Ainsi, l’épouse du Premier Ministre a été récemment interrogée par la police pour détournement d’argent publique. Le Contrôleur de l’Etat Joseph Shapira a demandé, en octobre dernier, au Procureur Général Avichai Mandelblit d’ouvrir une enquête criminelle contre le Premier Ministre. Ses voyages privés à l’étranger alors qu’il était le chef de l’opposition à la Knesset auraient eu des financements douteux et sa famille aurait utilisé de l’argent public indûment lors de ces déplacements. Aujourd’hui, Netanyahou est impliqué dans un énorme scandale politico-financier impliquant les chantiers navals allemands Thyssen Krupp pour l’achat de sous-marins contre l’avis de la marine israélienne qui en a déjà six.
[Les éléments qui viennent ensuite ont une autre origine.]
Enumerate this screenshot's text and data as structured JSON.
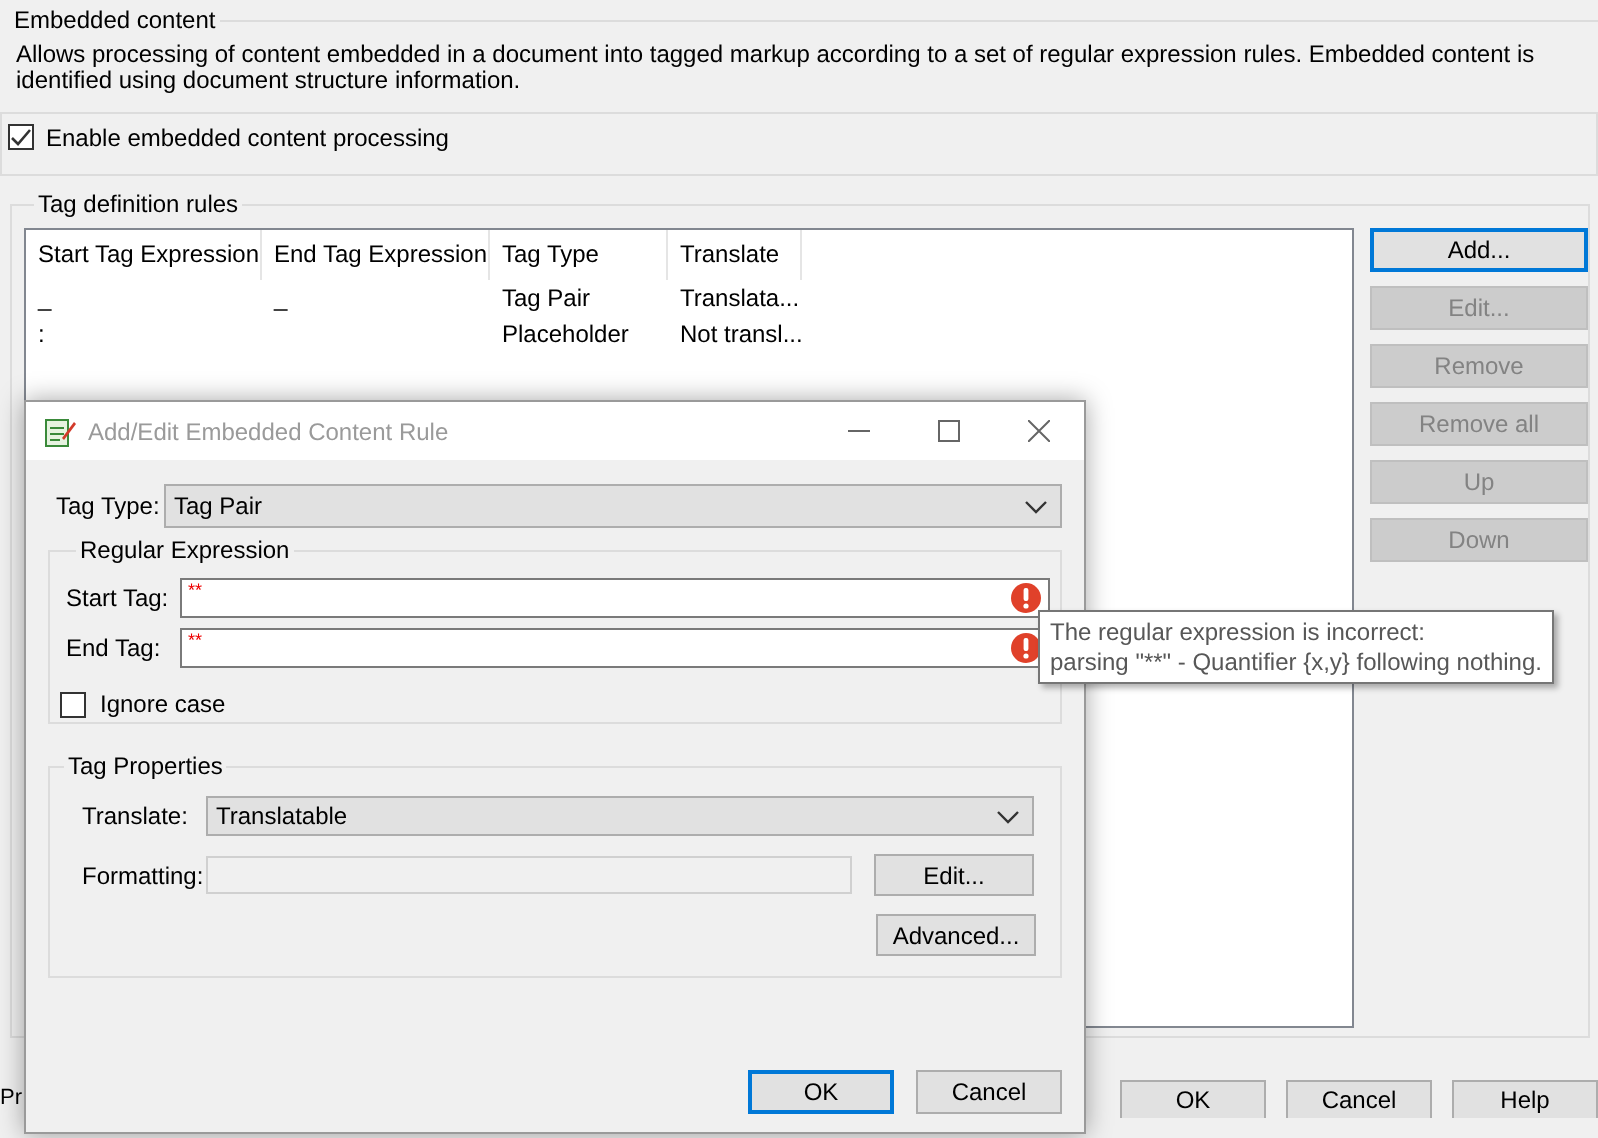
{
  "page": {
    "group_title": "Embedded content",
    "description": "Allows processing of content embedded in a document into tagged markup according to a set of regular expression rules. Embedded content is identified using document structure information.",
    "enable_checkbox": {
      "label": "Enable embedded content processing",
      "checked": true
    }
  },
  "rules": {
    "title": "Tag definition rules",
    "columns": [
      "Start Tag Expression",
      "End Tag Expression",
      "Tag Type",
      "Translate"
    ],
    "rows": [
      {
        "start": "_",
        "end": "_",
        "type": "Tag Pair",
        "translate": "Translata..."
      },
      {
        "start": ":",
        "type": "Placeholder",
        "translate": "Not transl..."
      }
    ],
    "buttons": [
      {
        "label": "Add...",
        "disabled": false,
        "focused": true
      },
      {
        "label": "Edit...",
        "disabled": true,
        "focused": false
      },
      {
        "label": "Remove",
        "disabled": true,
        "focused": false
      },
      {
        "label": "Remove all",
        "disabled": true,
        "focused": false
      },
      {
        "label": "Up",
        "disabled": true,
        "focused": false
      },
      {
        "label": "Down",
        "disabled": true,
        "focused": false
      }
    ]
  },
  "footer": {
    "partial_text": "Pr",
    "buttons": [
      "OK",
      "Cancel",
      "Help"
    ]
  },
  "dialog": {
    "title": "Add/Edit Embedded Content Rule",
    "tag_type": {
      "label": "Tag Type:",
      "value": "Tag Pair"
    },
    "regex": {
      "title": "Regular Expression",
      "fields": [
        {
          "label": "Start Tag:",
          "value": "**",
          "error": true
        },
        {
          "label": "End Tag:",
          "value": "**",
          "error": true
        }
      ],
      "ignore_case": {
        "label": "Ignore case",
        "checked": false
      }
    },
    "properties": {
      "title": "Tag Properties",
      "translate": {
        "label": "Translate:",
        "value": "Translatable"
      },
      "formatting": {
        "label": "Formatting:",
        "disabled": true,
        "edit_button": "Edit..."
      },
      "advanced_button": "Advanced..."
    },
    "buttons": [
      {
        "label": "OK",
        "focused": true
      },
      {
        "label": "Cancel",
        "focused": false
      }
    ]
  },
  "tooltip": {
    "lines": [
      "The regular expression is incorrect:",
      "parsing \"**\" - Quantifier {x,y} following nothing."
    ]
  }
}
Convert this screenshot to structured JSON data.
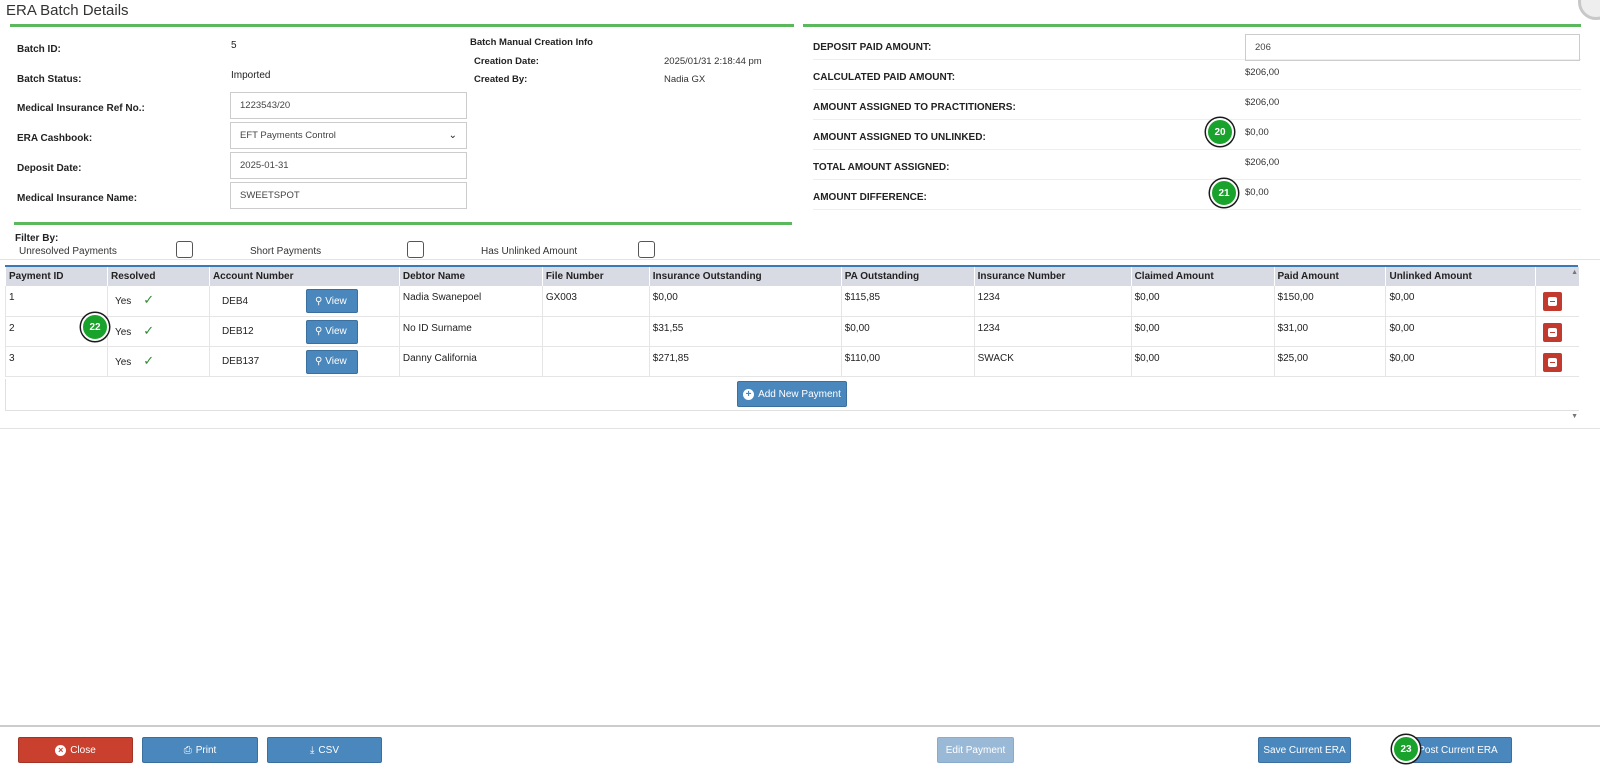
{
  "page": {
    "title": "ERA Batch Details"
  },
  "batch": {
    "fields": [
      {
        "label": "Batch ID:",
        "value": "5"
      },
      {
        "label": "Batch Status:",
        "value": "Imported"
      },
      {
        "label": "Medical Insurance Ref No.:",
        "value": "1223543/20"
      },
      {
        "label": "ERA Cashbook:",
        "value": "EFT Payments Control"
      },
      {
        "label": "Deposit Date:",
        "value": "2025-01-31"
      },
      {
        "label": "Medical Insurance Name:",
        "value": "SWEETSPOT"
      }
    ],
    "manual_creation": {
      "title": "Batch Manual Creation Info",
      "creation_date_label": "Creation Date:",
      "creation_date": "2025/01/31 2:18:44 pm",
      "created_by_label": "Created By:",
      "created_by": "Nadia GX"
    }
  },
  "amounts": {
    "rows": [
      {
        "label": "DEPOSIT PAID AMOUNT:",
        "value": "206"
      },
      {
        "label": "CALCULATED PAID AMOUNT:",
        "value": "$206,00"
      },
      {
        "label": "AMOUNT ASSIGNED TO PRACTITIONERS:",
        "value": "$206,00"
      },
      {
        "label": "AMOUNT ASSIGNED TO UNLINKED:",
        "value": "$0,00"
      },
      {
        "label": "TOTAL AMOUNT ASSIGNED:",
        "value": "$206,00"
      },
      {
        "label": "AMOUNT DIFFERENCE:",
        "value": "$0,00"
      }
    ]
  },
  "filter": {
    "header": "Filter By:",
    "options": [
      "Unresolved Payments",
      "Short Payments",
      "Has Unlinked Amount"
    ]
  },
  "table": {
    "columns": [
      "Payment ID",
      "Resolved",
      "Account Number",
      "Debtor Name",
      "File Number",
      "Insurance Outstanding",
      "PA Outstanding",
      "Insurance Number",
      "Claimed Amount",
      "Paid Amount",
      "Unlinked Amount",
      ""
    ],
    "view_label": "View",
    "rows": [
      {
        "id": "1",
        "resolved": "Yes",
        "account": "DEB4",
        "debtor": "Nadia Swanepoel",
        "file": "GX003",
        "ins_out": "$0,00",
        "pa_out": "$115,85",
        "ins_num": "1234",
        "claimed": "$0,00",
        "paid": "$150,00",
        "unlinked": "$0,00"
      },
      {
        "id": "2",
        "resolved": "Yes",
        "account": "DEB12",
        "debtor": "No ID Surname",
        "file": "",
        "ins_out": "$31,55",
        "pa_out": "$0,00",
        "ins_num": "1234",
        "claimed": "$0,00",
        "paid": "$31,00",
        "unlinked": "$0,00"
      },
      {
        "id": "3",
        "resolved": "Yes",
        "account": "DEB137",
        "debtor": "Danny California",
        "file": "",
        "ins_out": "$271,85",
        "pa_out": "$110,00",
        "ins_num": "SWACK",
        "claimed": "$0,00",
        "paid": "$25,00",
        "unlinked": "$0,00"
      }
    ],
    "add_label": "Add New Payment"
  },
  "badges": {
    "b20": "20",
    "b21": "21",
    "b22": "22",
    "b23": "23"
  },
  "footer": {
    "close": "Close",
    "print": "Print",
    "csv": "CSV",
    "edit_payment": "Edit Payment",
    "save": "Save Current ERA",
    "post": "Post Current ERA"
  }
}
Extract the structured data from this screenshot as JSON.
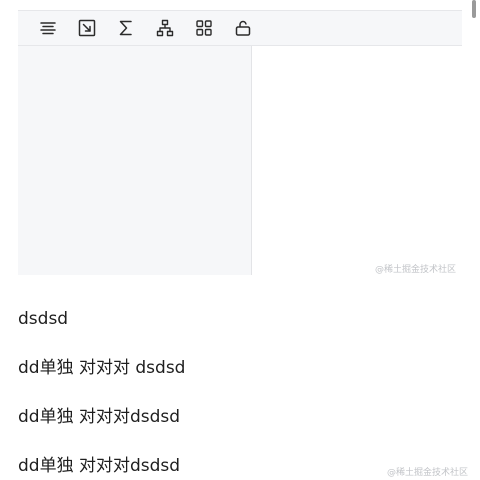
{
  "toolbar": {
    "icons": [
      "align-lines-icon",
      "fit-screen-icon",
      "sigma-icon",
      "hierarchy-icon",
      "grid-icon",
      "lock-icon"
    ]
  },
  "watermark": {
    "top": "@稀土掘金技术社区",
    "bottom": "@稀土掘金技术社区"
  },
  "content": {
    "paragraphs": [
      "dsdsd",
      "dd单独 对对对 dsdsd",
      "dd单独 对对对dsdsd",
      "dd单独 对对对dsdsd"
    ]
  },
  "colors": {
    "toolbar_bg": "#f6f7f9",
    "icon": "#2b2b2b",
    "text": "#1f1f1f",
    "watermark": "#c2c4c8"
  }
}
Outre son éternel guerre avec le ministre de l’éducation, Naftali Bennett, Netanyahou doit gérer aussi des « guerres du shabbat » concernant la circulation des trains qui l’oppose aux ultra-orthodoxes et à Yisrael Katz, député Likoud et ministre du renseignement et de l’énergie atomique. Crise politique, crise à l’intérieur du gouvernement et éternelle crise en Israël entre l’Etat et la religion… « La démocratie israélienne »- qui maintient sans droit des millions de Palestiniens- n’autorise le mariage, le divorce et l’enterrement que sous le contrôle des rabbins…qui décident aussi de la circulation ferroviaire ! C’est ainsi que les soldats religieux ne sont plus astreints à des activités qui les mettent en présence du sexe féminin (Lire Gili ohen, Haaretz, 26 septembre 2016) et les employées ne sont plus admises à la Knesset qui si la longueur de leur jupe n’est pas « immodeste ». De plus, de nombreuses écolières séfarades ne sont pas admises dans les écoles ashkénazes et doivent rester chez elles, ce qui n’empêche pas le ministre de l’éducation d’affirmer que l’étude la Torah doit passer avant celle des mathématiques. Quant à la ministre de la Culture, elle veut imposer des amendes aux artistes qui boycottent les colonies d’où son surnom : « Ministre de l’Occupation ». Cette dame n’aime ni les juifs originaires des pays arabes ni leur musique et vise à « renverser l’élite du pays » (Lire Ruth Margalit, The New York Times, 20 octobre 2016).
Israël peut commander des assassinats lâches et traîtres. Doté de la bombe atomique, il peut impressionner mais ses pieds sont en argile comme le prouvent ces crises innombrables au tréfonds de la société israélienne.
L’hubris ne conduira qu’à la désillusion et à « l’Etat fasciste ».